FPÖ: Burgenländischer Seniorenring

Eisenstadt, 24. 2. 2016 –

FPÖ
v.l.n.r.: Benno Sulzberger (NÖ), Peter Tengler, Ingrid Meinecke, Karl Paul, Paul Strobl, Peter Wober (Stmk)

Paul Strobl als Obmann wiedergewählt

Die Vorfeldorganisation der älteren Generation der FPÖ, der Burgenländische Seniorenring (BSR), hat in einer Hauptversammlung seinen Obmann Strobl mit beeindruckenden 95% in seinem Amt bestätigt.

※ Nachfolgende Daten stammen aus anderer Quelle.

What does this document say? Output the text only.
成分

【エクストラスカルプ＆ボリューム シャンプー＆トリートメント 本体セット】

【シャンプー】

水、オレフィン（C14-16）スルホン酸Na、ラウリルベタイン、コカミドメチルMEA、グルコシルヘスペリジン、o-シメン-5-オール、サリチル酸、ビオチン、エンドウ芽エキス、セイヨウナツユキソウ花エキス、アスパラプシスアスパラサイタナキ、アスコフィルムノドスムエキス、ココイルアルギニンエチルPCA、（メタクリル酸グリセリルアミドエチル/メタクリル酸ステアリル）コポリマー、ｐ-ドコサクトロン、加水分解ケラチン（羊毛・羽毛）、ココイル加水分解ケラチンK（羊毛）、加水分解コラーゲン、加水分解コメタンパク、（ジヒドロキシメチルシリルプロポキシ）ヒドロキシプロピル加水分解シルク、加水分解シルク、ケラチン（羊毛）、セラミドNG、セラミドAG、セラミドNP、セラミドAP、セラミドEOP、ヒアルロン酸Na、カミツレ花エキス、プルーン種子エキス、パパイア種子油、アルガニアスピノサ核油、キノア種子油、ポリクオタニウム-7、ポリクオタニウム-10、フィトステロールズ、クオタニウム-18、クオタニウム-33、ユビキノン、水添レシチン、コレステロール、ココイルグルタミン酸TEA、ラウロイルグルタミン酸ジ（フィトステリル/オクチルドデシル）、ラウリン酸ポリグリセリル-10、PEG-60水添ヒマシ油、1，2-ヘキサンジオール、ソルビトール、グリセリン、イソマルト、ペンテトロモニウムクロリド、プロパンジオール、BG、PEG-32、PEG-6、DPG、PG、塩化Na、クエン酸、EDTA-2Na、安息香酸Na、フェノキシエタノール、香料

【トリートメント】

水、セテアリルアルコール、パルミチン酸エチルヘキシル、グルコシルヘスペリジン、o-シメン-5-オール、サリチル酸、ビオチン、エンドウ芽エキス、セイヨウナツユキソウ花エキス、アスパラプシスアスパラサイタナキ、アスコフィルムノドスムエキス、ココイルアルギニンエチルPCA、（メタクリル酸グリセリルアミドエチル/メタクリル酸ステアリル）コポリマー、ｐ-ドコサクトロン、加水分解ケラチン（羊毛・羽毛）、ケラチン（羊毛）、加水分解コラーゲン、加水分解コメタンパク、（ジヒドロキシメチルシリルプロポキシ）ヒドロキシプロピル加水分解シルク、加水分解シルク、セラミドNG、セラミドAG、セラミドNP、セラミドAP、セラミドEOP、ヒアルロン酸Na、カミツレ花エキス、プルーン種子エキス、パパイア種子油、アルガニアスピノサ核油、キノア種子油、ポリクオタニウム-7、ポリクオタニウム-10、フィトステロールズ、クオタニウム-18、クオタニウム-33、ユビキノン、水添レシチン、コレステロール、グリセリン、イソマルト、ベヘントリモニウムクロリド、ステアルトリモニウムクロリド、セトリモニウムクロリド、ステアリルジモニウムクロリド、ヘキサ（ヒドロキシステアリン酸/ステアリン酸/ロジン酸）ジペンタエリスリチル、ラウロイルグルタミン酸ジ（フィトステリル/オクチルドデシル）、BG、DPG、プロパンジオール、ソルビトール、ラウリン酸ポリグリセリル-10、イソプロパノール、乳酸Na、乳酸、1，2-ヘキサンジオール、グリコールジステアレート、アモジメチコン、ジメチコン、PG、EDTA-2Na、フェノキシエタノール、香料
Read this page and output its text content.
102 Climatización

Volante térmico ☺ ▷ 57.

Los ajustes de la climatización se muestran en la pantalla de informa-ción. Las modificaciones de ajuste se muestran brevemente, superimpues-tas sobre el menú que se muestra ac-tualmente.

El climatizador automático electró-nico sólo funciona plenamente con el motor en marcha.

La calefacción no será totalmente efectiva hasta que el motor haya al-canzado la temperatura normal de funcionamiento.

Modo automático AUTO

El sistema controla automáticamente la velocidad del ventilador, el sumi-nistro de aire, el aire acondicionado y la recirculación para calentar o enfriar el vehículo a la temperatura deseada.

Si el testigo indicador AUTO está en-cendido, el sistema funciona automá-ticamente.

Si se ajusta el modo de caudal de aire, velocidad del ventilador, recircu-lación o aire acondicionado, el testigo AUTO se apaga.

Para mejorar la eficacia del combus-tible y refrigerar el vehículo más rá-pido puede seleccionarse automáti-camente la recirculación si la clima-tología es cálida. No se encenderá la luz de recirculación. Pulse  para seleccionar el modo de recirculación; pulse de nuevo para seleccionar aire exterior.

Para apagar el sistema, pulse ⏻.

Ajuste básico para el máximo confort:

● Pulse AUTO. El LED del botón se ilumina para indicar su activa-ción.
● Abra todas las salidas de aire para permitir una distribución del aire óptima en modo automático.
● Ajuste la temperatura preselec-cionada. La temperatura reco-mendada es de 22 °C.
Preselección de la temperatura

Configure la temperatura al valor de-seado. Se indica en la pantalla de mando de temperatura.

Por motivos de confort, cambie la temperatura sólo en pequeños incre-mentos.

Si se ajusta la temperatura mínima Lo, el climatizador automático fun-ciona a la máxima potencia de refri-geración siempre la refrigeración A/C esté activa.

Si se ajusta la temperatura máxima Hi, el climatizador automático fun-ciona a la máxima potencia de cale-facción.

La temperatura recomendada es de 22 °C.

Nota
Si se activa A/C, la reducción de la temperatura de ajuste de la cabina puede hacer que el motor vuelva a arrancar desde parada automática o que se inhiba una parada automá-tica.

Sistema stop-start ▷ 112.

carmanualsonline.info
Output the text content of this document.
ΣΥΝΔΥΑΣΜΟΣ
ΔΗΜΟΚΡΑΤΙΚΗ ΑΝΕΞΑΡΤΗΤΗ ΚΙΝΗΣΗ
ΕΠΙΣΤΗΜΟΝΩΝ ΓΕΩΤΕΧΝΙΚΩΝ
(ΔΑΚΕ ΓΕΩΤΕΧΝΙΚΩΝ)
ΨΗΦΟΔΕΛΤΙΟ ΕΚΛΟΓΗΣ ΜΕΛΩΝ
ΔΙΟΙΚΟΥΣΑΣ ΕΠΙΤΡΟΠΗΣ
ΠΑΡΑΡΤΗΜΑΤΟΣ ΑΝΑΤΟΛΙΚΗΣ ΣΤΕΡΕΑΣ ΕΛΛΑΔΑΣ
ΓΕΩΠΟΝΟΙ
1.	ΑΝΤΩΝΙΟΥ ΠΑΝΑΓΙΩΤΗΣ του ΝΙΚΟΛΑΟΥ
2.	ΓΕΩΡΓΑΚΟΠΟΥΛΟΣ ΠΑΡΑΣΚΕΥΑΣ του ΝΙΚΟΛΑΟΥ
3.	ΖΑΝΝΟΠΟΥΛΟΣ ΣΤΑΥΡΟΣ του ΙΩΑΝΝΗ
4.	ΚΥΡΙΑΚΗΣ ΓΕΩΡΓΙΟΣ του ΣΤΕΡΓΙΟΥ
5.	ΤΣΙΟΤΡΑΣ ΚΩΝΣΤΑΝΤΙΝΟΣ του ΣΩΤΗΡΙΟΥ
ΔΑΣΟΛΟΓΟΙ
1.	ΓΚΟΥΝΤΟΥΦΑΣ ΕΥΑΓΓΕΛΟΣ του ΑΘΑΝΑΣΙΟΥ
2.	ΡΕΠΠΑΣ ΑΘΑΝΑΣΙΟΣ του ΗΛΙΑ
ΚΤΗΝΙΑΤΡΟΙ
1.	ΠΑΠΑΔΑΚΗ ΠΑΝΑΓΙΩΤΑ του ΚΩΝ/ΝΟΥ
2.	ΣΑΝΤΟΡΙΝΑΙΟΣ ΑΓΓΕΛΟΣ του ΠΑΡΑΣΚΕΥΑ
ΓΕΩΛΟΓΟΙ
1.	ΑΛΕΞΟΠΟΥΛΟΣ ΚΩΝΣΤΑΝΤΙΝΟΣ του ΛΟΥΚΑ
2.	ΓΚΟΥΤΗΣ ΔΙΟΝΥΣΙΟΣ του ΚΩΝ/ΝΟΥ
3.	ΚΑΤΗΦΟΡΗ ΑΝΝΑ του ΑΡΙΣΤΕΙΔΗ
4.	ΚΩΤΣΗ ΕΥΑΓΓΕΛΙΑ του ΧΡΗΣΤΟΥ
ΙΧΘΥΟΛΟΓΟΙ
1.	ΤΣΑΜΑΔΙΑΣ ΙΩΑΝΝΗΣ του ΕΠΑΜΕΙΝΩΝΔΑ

Am 23.02.2016 wurde in Steinberg/Dörfl, im Rahmen einer Hauptversammlung, der bisherige Obmann des BSR, Paul Werner Strobl, mit 95% in seinem Amt bestätigt. Als Stellvertreter stehen ihm im Vorstand Max Meinecke und Karl Paul sowie Peter Tengler als Schriftführer und Ingrid Meinecke als Kassierin zur Seite.

Zu den nächsten Zielen des BSR nennt Obmann Strobl jetzt die volle Unterstützung der älteren Generation für den Präsidentschaftskandidaten der FPÖ, Ing. Norbert Hofer. Zwar sei es gut, dass sich viele reife Persönlichkeiten der Wahl stellen, aber Reife könne man nicht allein am Lebensalter fest-machen. Reife sei vielmehr ein Ausdruck der Persönlichkeit und der politischen Erfahrung und davon hätte Norbert Hofer einiges in dieses Amt einzubringen.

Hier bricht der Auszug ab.